Pelo qual o irmão foi o primeiro, que lhe pediu as casas fundando-se nas razões já ditas; ao qual respondeu o pobre com a verdade do caso como passava. O Regedor disse:

— Eu mando que este fique com as casas como estão julgadas, e que vós que sabeis que lhas pedis mal e com malícia insistis nisso, lhe pagueis a ele duzentos mil réis.

E logo foi por eles preso, e não foi solto até pagar. Concluído este veio o vendeiro, dizendo que lhe fizera mover a mulher; ao qual respondeu o pobre com a verdade, contando como passara. E o Regedor visto o caso julgou ao pobre por sem culpa, e que o vendeiro pela afronta em que o pusera e em emenda do dano que lhe fez em sua casa dando nele, lhe pagasse cinquenta cruzados. E logo veio o da azémela, pedindo que maliciosamente pegara no rabo daquela alimária e lho arrancara; o qual era muito defeito e grande fealdade, que lhe mandasse pagar o que fosse avaliado. Ao que foi respondido pelo pobre, dizendo que o ajudara a sair do atoleiro; ouvido pelo Regedor e vista a ingratidão foi julgado por ele que a azémela ficasse em poder do pobre tanto tempo até que lhe nascesse o rabo, e se servisse dela, e se o dono apelasse disso pagasse cinquenta cruzados. Isto concluído, os filhos do velho que estava morto, alcançaram as vozes pedindo justiça.

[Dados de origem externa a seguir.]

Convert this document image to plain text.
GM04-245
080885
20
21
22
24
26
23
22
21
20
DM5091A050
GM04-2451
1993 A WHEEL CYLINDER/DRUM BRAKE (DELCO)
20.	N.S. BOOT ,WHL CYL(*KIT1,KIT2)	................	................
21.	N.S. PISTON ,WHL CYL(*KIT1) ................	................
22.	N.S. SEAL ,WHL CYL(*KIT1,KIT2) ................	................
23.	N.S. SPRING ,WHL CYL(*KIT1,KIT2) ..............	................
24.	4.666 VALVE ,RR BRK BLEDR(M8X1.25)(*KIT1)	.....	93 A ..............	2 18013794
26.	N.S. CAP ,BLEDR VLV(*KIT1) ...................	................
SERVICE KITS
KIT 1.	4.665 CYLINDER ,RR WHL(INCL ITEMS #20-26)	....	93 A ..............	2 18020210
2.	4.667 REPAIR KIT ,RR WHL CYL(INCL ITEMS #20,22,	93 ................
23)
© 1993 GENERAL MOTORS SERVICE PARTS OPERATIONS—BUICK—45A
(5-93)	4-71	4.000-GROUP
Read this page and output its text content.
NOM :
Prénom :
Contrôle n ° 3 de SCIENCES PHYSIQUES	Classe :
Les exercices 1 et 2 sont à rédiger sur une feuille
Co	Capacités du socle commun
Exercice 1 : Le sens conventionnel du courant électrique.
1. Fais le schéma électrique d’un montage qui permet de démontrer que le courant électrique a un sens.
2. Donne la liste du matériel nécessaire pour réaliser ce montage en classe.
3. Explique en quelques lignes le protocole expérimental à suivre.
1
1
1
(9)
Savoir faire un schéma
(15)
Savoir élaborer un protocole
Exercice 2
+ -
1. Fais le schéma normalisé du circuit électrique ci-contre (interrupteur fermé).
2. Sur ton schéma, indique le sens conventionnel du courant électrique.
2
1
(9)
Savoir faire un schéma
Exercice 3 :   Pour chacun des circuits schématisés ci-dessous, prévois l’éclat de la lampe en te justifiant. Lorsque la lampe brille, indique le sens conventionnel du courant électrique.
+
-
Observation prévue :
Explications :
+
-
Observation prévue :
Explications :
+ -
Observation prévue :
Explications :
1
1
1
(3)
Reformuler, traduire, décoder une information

— Este matou; o matador morra por isso que assi é justo.

O Regedor quis saber o caso miudamente, e ouviu ao pobre como e porque se lançara do muro abaixo. O que tudo visto mandou que aquele homem acusado fosse assentado na cadeira em que estava o velho quando morreu, e o acusador se subisse ao muro e se lançasse dele abaixo como o outro fez e assi caísse sobre ele e o matasse, que desta maneira o matador pagaria como pecou; e se não quisessem aceitar isto, que pagassem ao pobre pela afronta em que o puseram cinquenta cruzados.

Os filhos do velho, visto que podia ser deitando-se do muro errar o golpe e não lhe fazer dano, e o que se lançasse corria muito risco de perigar, davam brados, e foram logo retidos e houveram por bem de pagar os cinquenta cruzados, antes que aventurar a vida. E assi o homem acusado ficou livre e com muito dinheiro com que se tornou para Lisboa na azémela, que lhe julgaram.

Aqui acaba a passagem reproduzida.